Despite its limited scope, broad implications could be reasonably read into the court’s decision. It might, for example, be taken as a court warning against federal aid to church schools. But Black’s opinion was most notable for its failure to relate its specific ruling to the unique American proposition—that of a government of freedom under God.

The Founding Fathers, of whatever religious hue, adhered to that proposition and expressed it both in word and writing. But, perhaps out of fear and scorn for the established and official state churches of Europe, they never sought to codify the proposition as law. Rather, they tried to protect it by strictly limiting the participation of government in official religious activity.

Thus the U.S. evolved not only as a country in which every man could worship God as he saw fit, but also as a country with “a Godly tradition.” Unless emotions released by last week’s misunderstood decision are strangely perverted, the country will stay that way.
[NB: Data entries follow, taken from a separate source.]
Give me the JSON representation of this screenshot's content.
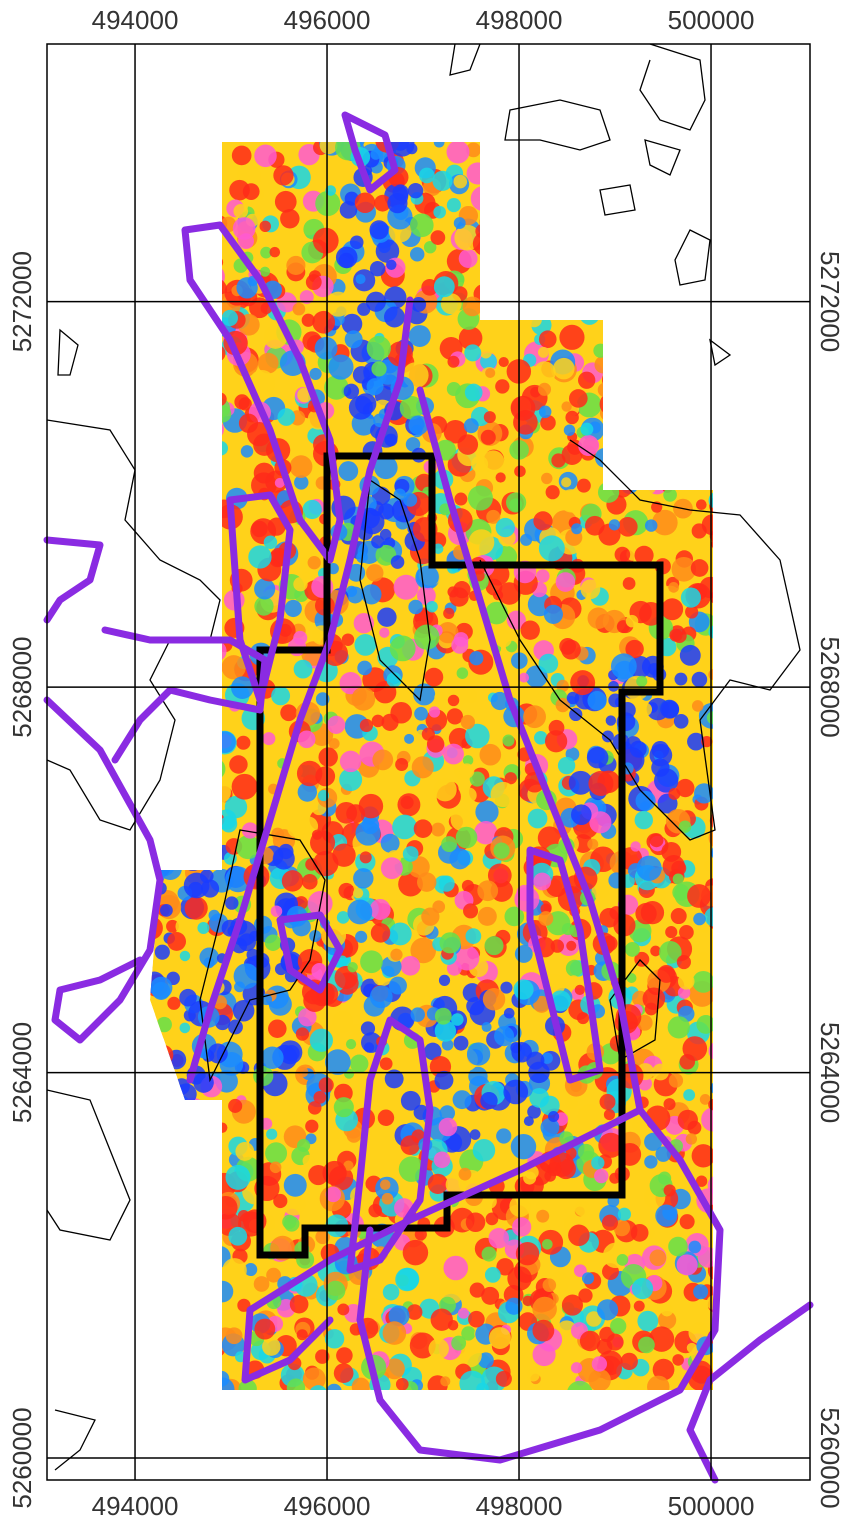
{
  "map": {
    "xlim": [
      493083,
      501031
    ],
    "ylim": [
      5259772,
      5274674
    ],
    "xticks": [
      494000,
      496000,
      498000,
      500000
    ],
    "yticks": [
      5260000,
      5264000,
      5268000,
      5272000
    ]
  }
}
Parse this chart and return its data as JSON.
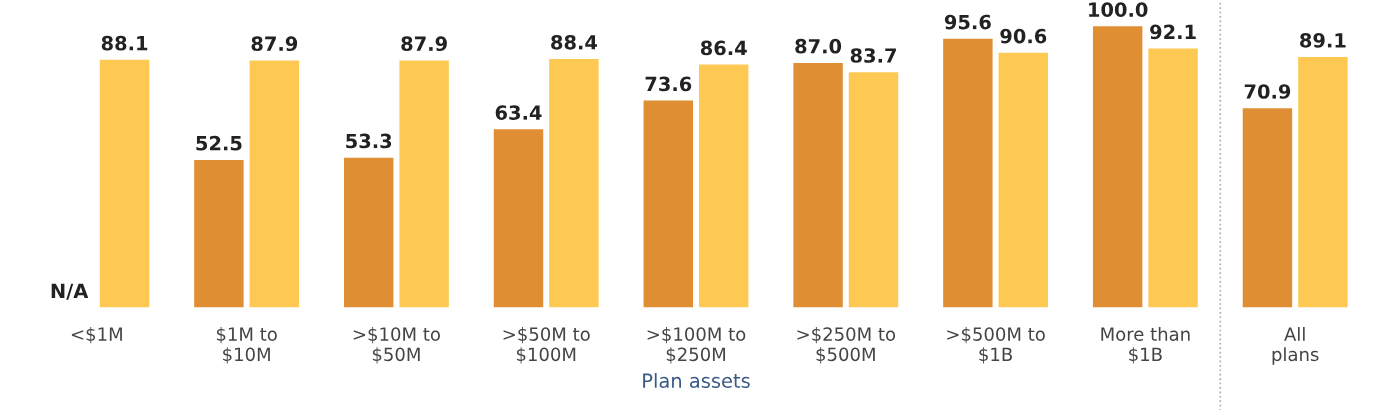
{
  "chart_data": {
    "type": "bar",
    "xlabel": "Plan assets",
    "categories": [
      "<$1M",
      "$1M to\n$10M",
      ">$10M to\n$50M",
      ">$50M to\n$100M",
      ">$100M to\n$250M",
      ">$250M to\n$500M",
      ">$500M to\n$1B",
      "More than\n$1B",
      "All\nplans"
    ],
    "series": [
      {
        "color": "#e08e33",
        "values": [
          null,
          52.5,
          53.3,
          63.4,
          73.6,
          87.0,
          95.6,
          100.0,
          70.9
        ],
        "value_labels": [
          "N/A",
          "52.5",
          "53.3",
          "63.4",
          "73.6",
          "87.0",
          "95.6",
          "100.0",
          "70.9"
        ]
      },
      {
        "color": "#fdc953",
        "values": [
          88.1,
          87.9,
          87.9,
          88.4,
          86.4,
          83.7,
          90.6,
          92.1,
          89.1
        ],
        "value_labels": [
          "88.1",
          "87.9",
          "87.9",
          "88.4",
          "86.4",
          "83.7",
          "90.6",
          "92.1",
          "89.1"
        ]
      }
    ],
    "tick_labels": "x",
    "grid": false,
    "legend": false
  }
}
* Joining with Black were Chief Justice Earl Warren, Justices Tom Clark, John Marshall Harlan and William J. Brennan Jr. Black and Warren are Baptists; Clark, Harlan and Douglas are Presbyterians (Douglas is a minister’s son; Clark served for years as a church elder). Brennan is the court’s only Roman Catholic. Justices Felix Frankfurter and Byron R. White took no part in the decision. White and Dissenter Stewart are Episcopalians, and Frankfurter is a Jew by origin, but answers “no comment” when asked about his religious affiliation.